El Ulla y el «caneiro» construido detrás del convento de Herbón forman una imagen imborrable
11 jun 2022 . Actualizado a las 05:05 h.Uno va por la AP-9, cruza el Ulla rumbo a Pontevedra y piensa que el cartel que indica que ha cambiado de provincia está colocado demasiado atrás, porque el río es el límite geográfico y administrativo. Error. No lo es. Asombrosamente, una parte de las tierras coruñesas se prolongan más allá de la corriente. Y no un par de metros sino un montón de kilómetros cuadrados.
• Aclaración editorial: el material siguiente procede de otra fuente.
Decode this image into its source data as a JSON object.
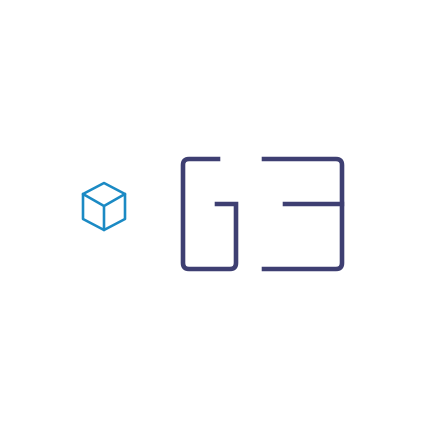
{
  "logo": {
    "wordmark": "G3",
    "icon": "cube-icon",
    "colors": {
      "icon": "#1b8ac4",
      "wordmark": "#3e3f72",
      "background": "#ffffff"
    }
  }
}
Ese terreno forma lo que en buen gallego se llama un teto.
En resumen, la excursión debe comenzar en el centro de la localidad padronesa, dejando a un lado el magnífico y poco valorado jardín botánico, para cruzar luego las vías del tren y continuar recto, ascendiendo tras haber dejado a la espalda Carcacía. Queda a la derecha un magnífico mirador sobre el Ulla (en mucho mejor estado que hace unos meses, cuando este periódico denunció su degradación tercermundista) y se desciende hasta encontrar un cruce a la diestra que indica Bandín, y donde también se mantiene en pie un indicador que anima a llegarse al santuario de Nosa Señora da Merced.
Curioso, porque la primera aldea es Cimadevila, donde conviven casas nuevas con otras en ruinas, y entre estas no deja de impresionar la última a la derecha. Algún hórreo interesante. ¿Y por qué es curioso? Porque lo que pisa el excursionista es terreno de A Estrada, y solo más adelante regresa al de Padrón.
Pero en fin, siguiendo se llega a Bandín, y nada más atisbar las casas, ascenso a la izquierda, un par de centenares de metros que conducen a la ermita de Nosa Señora da Merced, un voluminoso edificio con varias partes adaptadas al terreno, granito puro debajo de los sillares, granito puro en los muros. Y lo más excepcional: al ir dándole la vuelta el viajero se encuentra con un impresionante lavadero, una obra de arte sobresaliente que ahí duerme el sueño de los justos, con sus alrededores olvidados de la mano de Dios y de los hombres.
La pista principal, estrecha, de buen firme, y con un tramo lleno de tierra sin duda efecto de algún derrumbe invernal debido a las lluvias que aumentaron el caudal del Rego do Castro, va a continuar durante varios kilómetros dando vuelta al amenazado (molinos eólicos que aún no han llegado) monte Valente, cuya cumbre a los 394 metros sobre el nivel del Ulla es en sí mismo un tesoro arqueológico. Júzguese si no: un castro y una población medieval, quizás algún tipo de fortaleza un poco primitiva, que por supuesto se llevarán por delante los molinos si se instalan.
Así se gana a la aldea de Morono, carente de interés si no fuera por su magnífico cruceiro que queda a la izquierda. Y unos metros después, antes de pasar una vivienda nueva y cuya estética está muy lejos de la agresividad del feísmo, desvío a la derecha, descendente y por pista muy estrecha. No hay tráfico, pero tanto si se va en coche como si se hace en bicicleta la precaución procede extremarla, sobre todo si se circula sobre dos ruedas, y en cualquier caso, atención a dos curvas sencillamente endiabladas que dan acceso a un puente estrecho que cruza el Ulla. Y raro es quien no se detiene ahí. Porque ese tramo del río presume de un caneiro espectacular aguas arriba. Un paraje no de sobresaliente, sino de matrícula de honor, como no hay otro.
Después de cruzar el Ulla aparece ante los ojos una bifurcación. Por la derecha, en ascenso, se llega a la iglesia parroquial. Por la izquierda —con un par de centenares de metros memorables al lado del río— se bordea el convento franciscano de San Antonio de Herbón, otro lugar que todo gallego debería conocer pues, dice la tradición, los pimientos llegaron desde el Nuevo Mundo gracias a los franciscanos ahí asentados.
Si la ruta se ha hecho en bicicleta, lo lógico es el sentido inverso: haber dejado el coche en un aparcamiento que existe en la carretera que lleva al mirador. Excepto que uno sea muy experto en el arte de dar pedales.